Светлый фон

Мое убежище стало очень уютным. Я ходила к нему не через кабинет отца. Почему-то мне казалось, что ему не понравится, что я провожу там много времени, поэтому я нашла потайную дверь в кладовке и построила перед ней стену из коробок с соленой рыбой. Я оставила достаточно места, чтобы можно было пролезть за ними, открыть потайную дверь и протиснуться внутрь. Я прикрывала ее, но всегда следила, чтобы она не захлопнулась. Я никогда не трогала защелку, которая открывала дверь со стороны кладовой, а просто оставляла ее слегка приоткрытой.

Я сделала пометки в лабиринте и смела мышиный помет и паутину в сторону. Вдоль всего пути я повесила пучки ароматных трав, так, что даже в полной темноте могла учуять дорогу. Я ее быстро запомнила, но та страшная ночь не забылась.

Я обнаружила, что коридоры лабиринта оказались шире, чем рассказывал отец. Я подумала, что он или знал об этом, но солгал мне, или эти коридоры и впрямь были для него слишком малы, и он не пользовался ими.

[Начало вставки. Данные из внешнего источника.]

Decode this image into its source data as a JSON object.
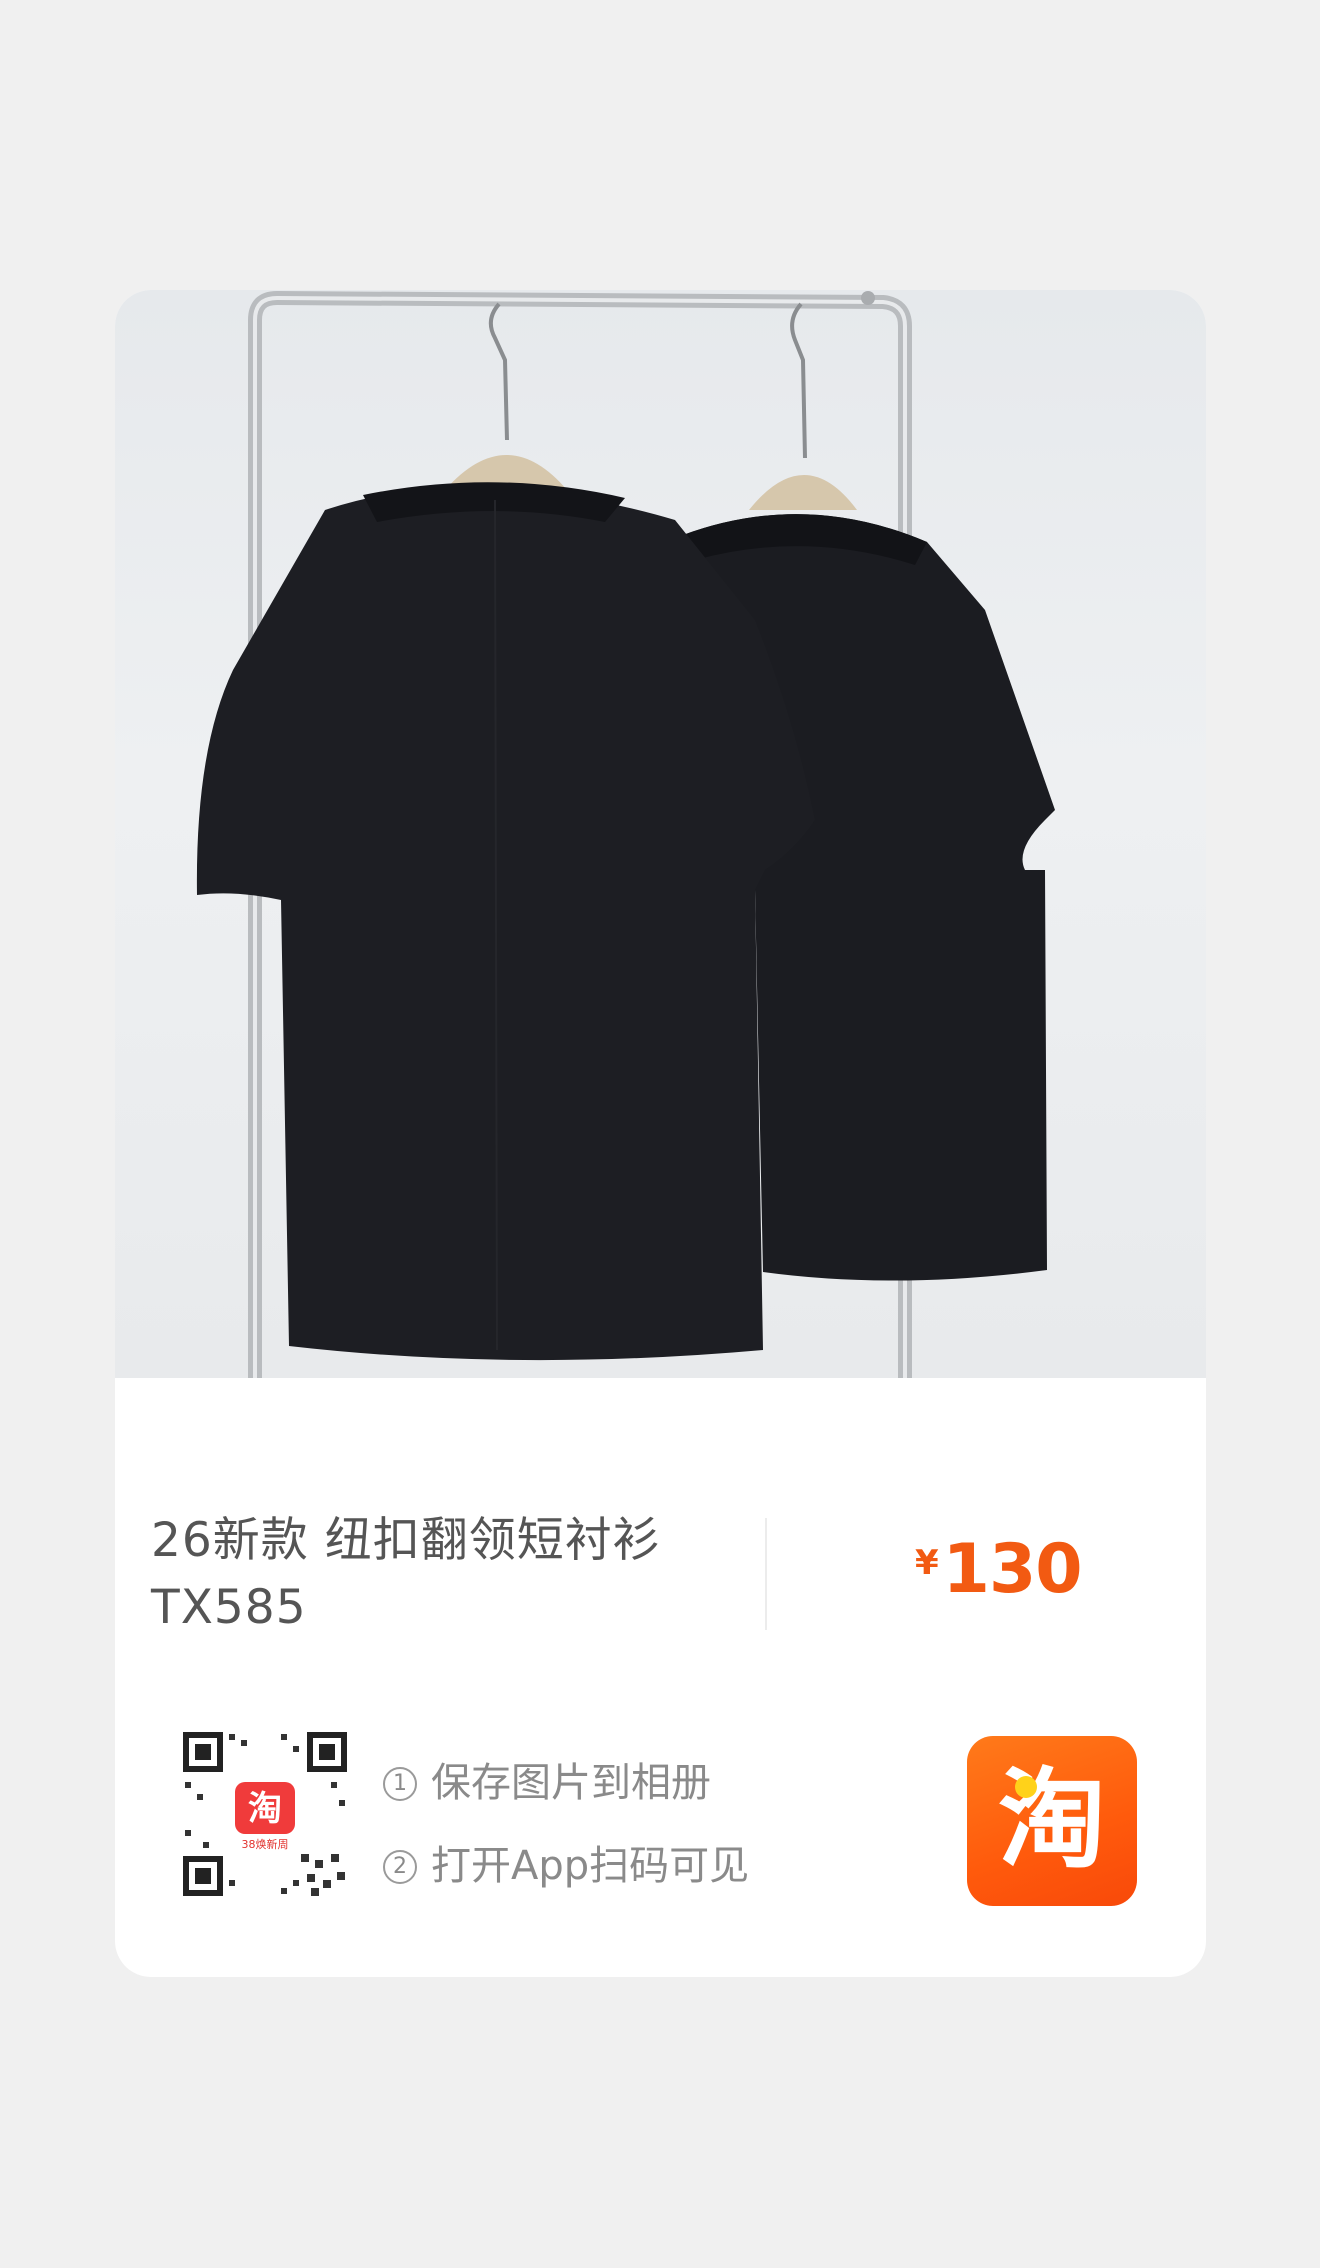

Изучение других коридоров пришлось отложить. Мне нужно было записать много старых Снов, и каждый из них описать во всех подробностях, какие я только могла выжать из своей памяти. Я записала сон о летящих кроликах, и еще один — о гобелене с высокими золотоглазыми древними королями. Мне потребовалось шесть листов бумаги, чтобы описать сон о бледном как рыба мальчике в лодке без весел и о том, как он продал себя в рабы. Я записала сон о своем отце, как я разрезала его грудь, вынула сердце и сжимала его, выдавливая всю кровь до капли.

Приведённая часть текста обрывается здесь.